In Tunesien hat die politische Krise mit der gestoppten Verfassungsfindung und massiven Protesten gegen die regierenden Islamisten eine neue Wendung genommen. Weder die von der islamistischen Ennahda-Partei geführte Regierung noch die Präsidentschaft kamen ihren Gegnern zunächst entgegen, nachdem diese ihrem Unmut bei einer erneuten Großdemonstration Luft gemacht hatten.

Die Demonstranten drängten sich auf dem Platz vor dem Gebäude der verfassunggebenden Versammlung in einem Vorort von Tunis. Deren säkular gesinnter Präsident Mustapha Ben Jaafar hatte wenige Stunden zuvor die Arbeit der Versammlung für unbestimmte Zeit ausgesetzt. Laut einem Polizeivertreter nahmen 40.000 Menschen an der Großkundgebung teil, die wegen des Fastenmonats Ramadan erst am späten Abend begann. Damit reagierte die Opposition auf eine Massendemonstration der Islamisten am vergangenen Samstag.

Tägliche Protestbewegungen

"Dies ist eine Versammlung (...) für die Hoffnung auf eine zweite Republik, in der die Ziele der Revolution (vom Januar 2011) verwirklicht werden", sagte Mohsen Marzouk von der Partei Nida Tounes. Die Opposition, die von Linksextremen bis zu Mitte-rechts-Parteien reicht und von der einflussreichen Gewerkschaft UGTT unterstützt wird, organisiert seit der Ermordung des Oppositionspolitikers Mohamed Brahmi am 25. Juli jeden Abend Protestkundgebungen gegen die Regierung.

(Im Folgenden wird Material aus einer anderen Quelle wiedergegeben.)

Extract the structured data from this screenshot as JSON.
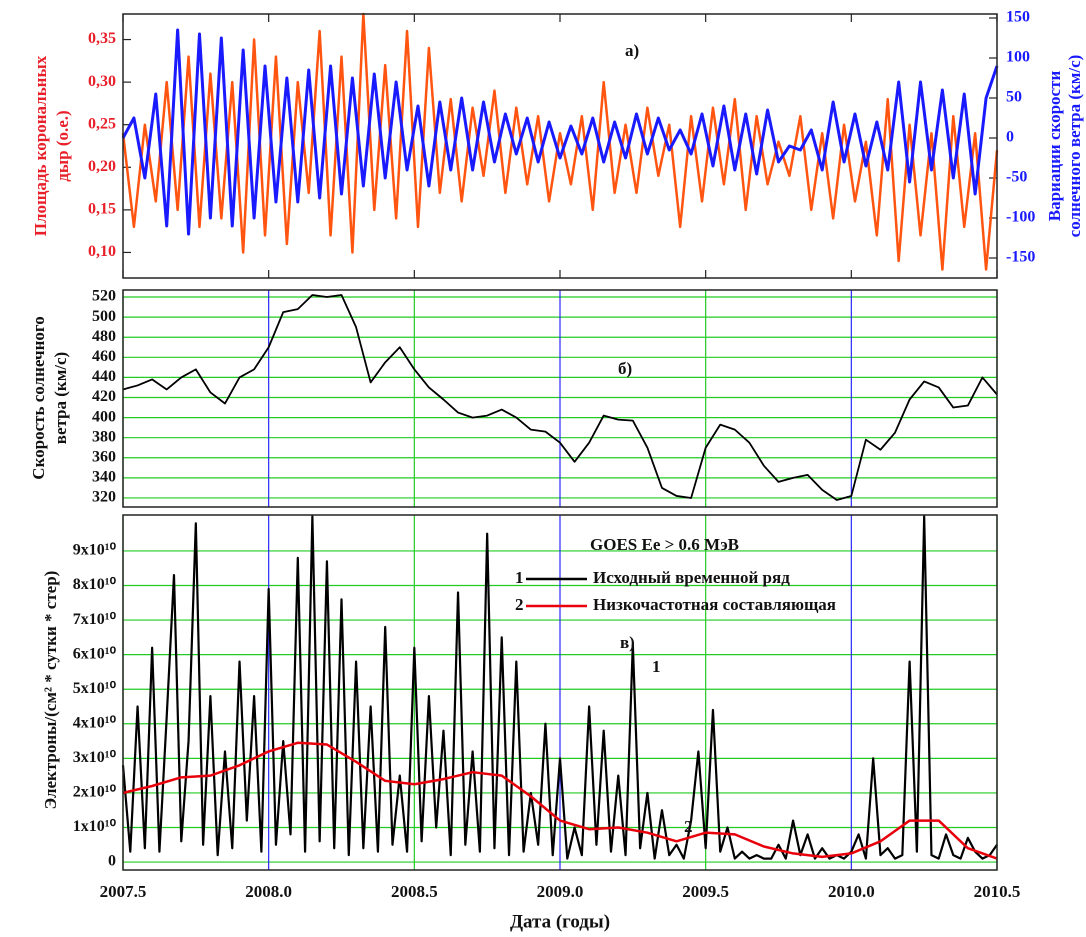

Einige Teilnehmer hielten Porträts Brahmis sowie des am 6. Februar erschossenen Oppositionellen Chokri Belaid hoch. Viele Bürger machen die Regierung für die Morde mitverantwortlich. Die Opposition fordert eine Regierung der nationalen Einheit, was Ennahda mit dem Verweis auf vorgezogene Neuwahlen im Dezember ablehnt. Einige Oppositionelle verlangen zudem die Auflösung der von den Islamisten dominierten Verfassunggebenden Versammlung, die seit Monaten wegen zahlreicher Streitigkeiten nicht bei der Ausarbeitung einer neuen Verfassung vorankommt.

Ben Jafaar forderte Regierung und Opposition im Staatsfernsehen zu Verhandlungen auf. Es sei seine Pflicht, die Arbeit der Versammlung "bis zum Beginn eines Dialogs auszusetzen", sagte er. Die Gewerkschaft UGTT solle ihre "historische Rolle" spielen und alle Parteien zu einem Dialog am Tisch versammeln. Die Opposition bewertete den Schritt als positiv, aber unzureichend.

"Stunde der Wahrheit" für Ennahda

Die UGTT nimmt eine Mittelposition ein und fordert den Rücktritt der Regierung, nicht aber die Auflösung der Versammlung. Diese Haltung wird auch vom Arbeitgeberverband UTICA geteilt. Damit dürften Ennahda und ihre Gegner gezwungen sein, einen Kompromiss zu finden. Auch die Presse sprach von einer "Stunde der Wahrheit" für Ennahda. Zahlreiche Zeitungen drängten beide Lager zu Kompromissen, um die Spaltung des Landes zu überwinden.

Seit der tunesischen Revolution im Januar 2011, die zum Sturz des langjährigen Machthabers Zine El Abidine Ben Ali führte, kommt das nordafrikanische Land nicht zur Ruhe. Armut und hohe Arbeitslosigkeit als zentrale Auslöser der damaligen Proteste bestehen weiterhin. Nach einer Reihe von Anschlägen radikaler Islamisten ging die Polizei zuletzt verstärkt gegen die Extremisten vor. Zudem startete die Armee kürzlich eine Militäroperation gegen eine Extremistengruppe in den Bergen an der algerischen Grenze.